2007-01-16

Science Further Undercut

Economically and scientifically relevant data on the Earth are no longer important priorities for NASA as shown by budgetary cuts in satellite based Earth observation. Robotic space exploration is the only scientifically or economically effective sort, yet funds are being diverted instead on a fool's errand to send men to the Moon and Mars. Observation of the Earth is important especially to measure climate change. Hopefully the ESA will pick up the pieces on this.

1 comment:

Kochevnik said...

It is good that a greater swathe of humanity is becoming motivated to engage in space exploration, especially of the robotic kind.

As for the manned exploration of space, as reinvigorated by NASA, I have mixed feelings. Yes, it is largely yet another prestige project, as I stated in a posting on my blog.
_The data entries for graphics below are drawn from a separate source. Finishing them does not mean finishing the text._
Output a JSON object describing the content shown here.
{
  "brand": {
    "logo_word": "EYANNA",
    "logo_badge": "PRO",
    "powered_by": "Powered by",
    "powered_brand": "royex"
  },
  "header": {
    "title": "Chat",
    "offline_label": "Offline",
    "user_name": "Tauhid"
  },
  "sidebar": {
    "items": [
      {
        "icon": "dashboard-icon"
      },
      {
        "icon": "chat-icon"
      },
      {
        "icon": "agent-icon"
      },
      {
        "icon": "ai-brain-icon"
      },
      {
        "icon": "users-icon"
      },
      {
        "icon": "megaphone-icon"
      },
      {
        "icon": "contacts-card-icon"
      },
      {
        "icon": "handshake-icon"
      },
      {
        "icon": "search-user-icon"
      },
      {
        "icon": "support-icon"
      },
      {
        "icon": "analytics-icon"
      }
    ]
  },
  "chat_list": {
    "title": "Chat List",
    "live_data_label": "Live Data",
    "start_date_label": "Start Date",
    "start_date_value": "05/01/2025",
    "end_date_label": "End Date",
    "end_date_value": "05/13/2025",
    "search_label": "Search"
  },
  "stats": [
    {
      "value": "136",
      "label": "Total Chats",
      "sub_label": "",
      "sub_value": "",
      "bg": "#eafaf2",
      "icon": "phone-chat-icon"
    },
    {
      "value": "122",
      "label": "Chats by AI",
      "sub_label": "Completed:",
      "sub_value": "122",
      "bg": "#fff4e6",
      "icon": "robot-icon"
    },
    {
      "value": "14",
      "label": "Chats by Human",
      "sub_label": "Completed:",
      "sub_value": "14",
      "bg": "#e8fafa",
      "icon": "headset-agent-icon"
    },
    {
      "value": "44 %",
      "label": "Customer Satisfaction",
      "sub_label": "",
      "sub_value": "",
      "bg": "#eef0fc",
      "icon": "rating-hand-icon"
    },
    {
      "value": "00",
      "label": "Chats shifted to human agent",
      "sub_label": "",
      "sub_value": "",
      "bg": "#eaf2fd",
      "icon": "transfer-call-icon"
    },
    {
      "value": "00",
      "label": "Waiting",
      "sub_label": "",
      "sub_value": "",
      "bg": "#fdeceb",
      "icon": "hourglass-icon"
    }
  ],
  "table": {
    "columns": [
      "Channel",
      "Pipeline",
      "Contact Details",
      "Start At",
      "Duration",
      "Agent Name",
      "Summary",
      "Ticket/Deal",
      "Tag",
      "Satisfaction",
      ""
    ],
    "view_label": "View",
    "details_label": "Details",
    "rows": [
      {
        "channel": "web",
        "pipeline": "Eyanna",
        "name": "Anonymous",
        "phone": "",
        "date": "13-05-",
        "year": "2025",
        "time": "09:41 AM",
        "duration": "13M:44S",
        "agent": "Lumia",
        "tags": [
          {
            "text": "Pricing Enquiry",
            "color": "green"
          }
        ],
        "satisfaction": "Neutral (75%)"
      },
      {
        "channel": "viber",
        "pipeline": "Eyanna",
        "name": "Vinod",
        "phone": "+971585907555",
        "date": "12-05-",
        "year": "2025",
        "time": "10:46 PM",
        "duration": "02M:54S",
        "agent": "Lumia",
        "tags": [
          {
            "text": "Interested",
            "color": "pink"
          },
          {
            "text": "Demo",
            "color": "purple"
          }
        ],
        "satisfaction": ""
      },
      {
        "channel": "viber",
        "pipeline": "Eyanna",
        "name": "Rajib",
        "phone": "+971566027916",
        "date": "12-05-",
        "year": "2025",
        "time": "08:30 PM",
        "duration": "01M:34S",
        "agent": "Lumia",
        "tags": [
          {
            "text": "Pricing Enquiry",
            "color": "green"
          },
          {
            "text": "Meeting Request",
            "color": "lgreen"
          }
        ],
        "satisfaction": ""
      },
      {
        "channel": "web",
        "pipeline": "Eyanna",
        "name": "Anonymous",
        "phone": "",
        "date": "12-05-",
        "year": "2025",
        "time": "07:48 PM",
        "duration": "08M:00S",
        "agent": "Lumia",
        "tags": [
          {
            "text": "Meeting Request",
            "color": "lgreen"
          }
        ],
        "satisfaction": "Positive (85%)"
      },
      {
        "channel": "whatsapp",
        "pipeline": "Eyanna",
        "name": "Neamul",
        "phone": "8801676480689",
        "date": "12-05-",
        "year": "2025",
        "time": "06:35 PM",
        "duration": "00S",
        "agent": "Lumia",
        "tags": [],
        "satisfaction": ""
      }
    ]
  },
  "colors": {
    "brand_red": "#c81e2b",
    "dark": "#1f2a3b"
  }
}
Yet, at the same time, humanity needs to become permanently engaged with space on a personal level, one way or another. Private space travel is thankfully becoming a greater reality, and an East India Company-style quasigovernmental space company, as proposed by Carl Sagan, would prove the best means to extract both knowledge and value from the universe around Earth.

I would point to this much. Despite what the naysayers in Europe said, dreamers, explorers, plunderers and cranks threw bad money after good and countless of lives in exploring the New World, and quite frankly the economic returns were poor in most regions for quite a long time. And yet eventually Europeans found valuable enterprises in the New World (as well as bad ones)...and here we are today, all products of that enterprise. Perhaps space exploration will be something similar. Quite frankly we simply cannot say at this time. But we can travel to the limits, damn the costs.